In spite of the obvious financial advantages of going its own way in 2016, Andrew Fong, Dropbox’s head of infrastructure, says his company still sees hybrid as a viable strategy and partners with Amazon on a number of fronts, especially when the tech falls outside their primary skill set as a company. “There’s a set of things that we believe Amazon will always be a very good partner for and offer a much better technology stack than we could build internally,” he said, citing analytics as an example.

“When you look at the investment Amazon has made in the ecosystem around analytics, it’s always going to be there faster and be able to get out the door with better technology than we will because our core competencies are very much around storage,” he said.

He adds that another area Amazon can help Dropbox is around international expansion, and he says that the company deliberately designed the back-end they call Magic Pocket to be flexible enough to accommodate internal and external options.

“Amazon also has enabled us to be a little bit more agile around international expansion.

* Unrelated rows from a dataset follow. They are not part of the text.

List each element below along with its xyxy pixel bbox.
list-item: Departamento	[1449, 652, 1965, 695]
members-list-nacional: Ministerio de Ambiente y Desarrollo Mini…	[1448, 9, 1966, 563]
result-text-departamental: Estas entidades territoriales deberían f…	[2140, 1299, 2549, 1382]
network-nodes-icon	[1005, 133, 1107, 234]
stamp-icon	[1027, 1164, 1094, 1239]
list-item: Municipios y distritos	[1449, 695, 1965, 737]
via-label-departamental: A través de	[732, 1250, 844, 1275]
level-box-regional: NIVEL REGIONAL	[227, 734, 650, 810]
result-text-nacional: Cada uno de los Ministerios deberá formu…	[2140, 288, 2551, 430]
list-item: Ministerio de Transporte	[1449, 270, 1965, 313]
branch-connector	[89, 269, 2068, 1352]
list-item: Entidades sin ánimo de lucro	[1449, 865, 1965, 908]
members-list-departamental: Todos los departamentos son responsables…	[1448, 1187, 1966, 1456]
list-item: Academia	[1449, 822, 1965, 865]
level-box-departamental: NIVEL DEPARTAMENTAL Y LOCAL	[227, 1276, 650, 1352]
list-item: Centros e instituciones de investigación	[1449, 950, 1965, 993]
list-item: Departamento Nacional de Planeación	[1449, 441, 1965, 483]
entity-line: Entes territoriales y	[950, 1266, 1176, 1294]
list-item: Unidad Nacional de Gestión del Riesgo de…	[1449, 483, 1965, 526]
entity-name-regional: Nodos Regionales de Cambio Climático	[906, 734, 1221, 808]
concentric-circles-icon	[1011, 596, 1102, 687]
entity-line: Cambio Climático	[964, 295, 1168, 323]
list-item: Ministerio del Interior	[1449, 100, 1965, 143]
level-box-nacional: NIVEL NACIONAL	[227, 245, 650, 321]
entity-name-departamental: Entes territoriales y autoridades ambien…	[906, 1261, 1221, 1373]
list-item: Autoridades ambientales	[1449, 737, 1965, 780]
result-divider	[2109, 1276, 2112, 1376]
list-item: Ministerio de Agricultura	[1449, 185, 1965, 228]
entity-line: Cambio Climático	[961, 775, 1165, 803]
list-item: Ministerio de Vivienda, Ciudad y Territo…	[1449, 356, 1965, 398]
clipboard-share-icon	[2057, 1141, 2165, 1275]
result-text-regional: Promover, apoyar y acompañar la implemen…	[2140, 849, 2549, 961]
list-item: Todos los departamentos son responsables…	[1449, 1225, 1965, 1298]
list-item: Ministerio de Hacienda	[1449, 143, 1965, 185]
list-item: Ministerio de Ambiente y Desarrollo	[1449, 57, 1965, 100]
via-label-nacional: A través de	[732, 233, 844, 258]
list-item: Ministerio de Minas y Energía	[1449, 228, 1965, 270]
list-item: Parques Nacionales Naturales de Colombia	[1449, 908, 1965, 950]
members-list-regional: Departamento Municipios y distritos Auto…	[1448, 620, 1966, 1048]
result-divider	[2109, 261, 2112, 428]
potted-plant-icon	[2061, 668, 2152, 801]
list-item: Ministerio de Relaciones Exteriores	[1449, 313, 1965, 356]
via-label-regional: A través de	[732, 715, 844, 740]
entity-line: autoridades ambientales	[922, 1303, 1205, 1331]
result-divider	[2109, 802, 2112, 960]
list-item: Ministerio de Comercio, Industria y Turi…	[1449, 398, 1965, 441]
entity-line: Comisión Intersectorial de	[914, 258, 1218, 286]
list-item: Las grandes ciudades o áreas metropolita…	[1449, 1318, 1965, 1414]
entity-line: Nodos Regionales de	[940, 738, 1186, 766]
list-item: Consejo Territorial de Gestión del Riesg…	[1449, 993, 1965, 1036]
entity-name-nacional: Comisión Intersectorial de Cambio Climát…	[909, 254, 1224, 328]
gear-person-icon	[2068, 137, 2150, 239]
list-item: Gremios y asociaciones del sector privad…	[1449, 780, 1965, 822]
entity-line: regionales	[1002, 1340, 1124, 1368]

So one of the things we’ve done in this past year alone is that, we launched Tokyo and Australia data centers as storage locations, and both of those are actually S3-backed,” he said.

The company also uses Amazon for desktop client distribution and for bursting workloads when capacity outstrips their ability to keep up in house.

Best of both worlds

While most companies move from a privately-run data center to the cloud, Dropbox chose to buck conventional wisdom and bring its storage component in-house. As it grew, the company’s cloud storage bills were cutting into its gross margins in a way that was not sustainable long-term. They were able to solve that by building instead of buying.

Yet in spite of the success of that move, it has not rigidly adhered to either an in-house or cloud strategy. Instead, it has taken a hybrid approach, continuing to partner with AWS when it makes sense, and getting the best of both worlds.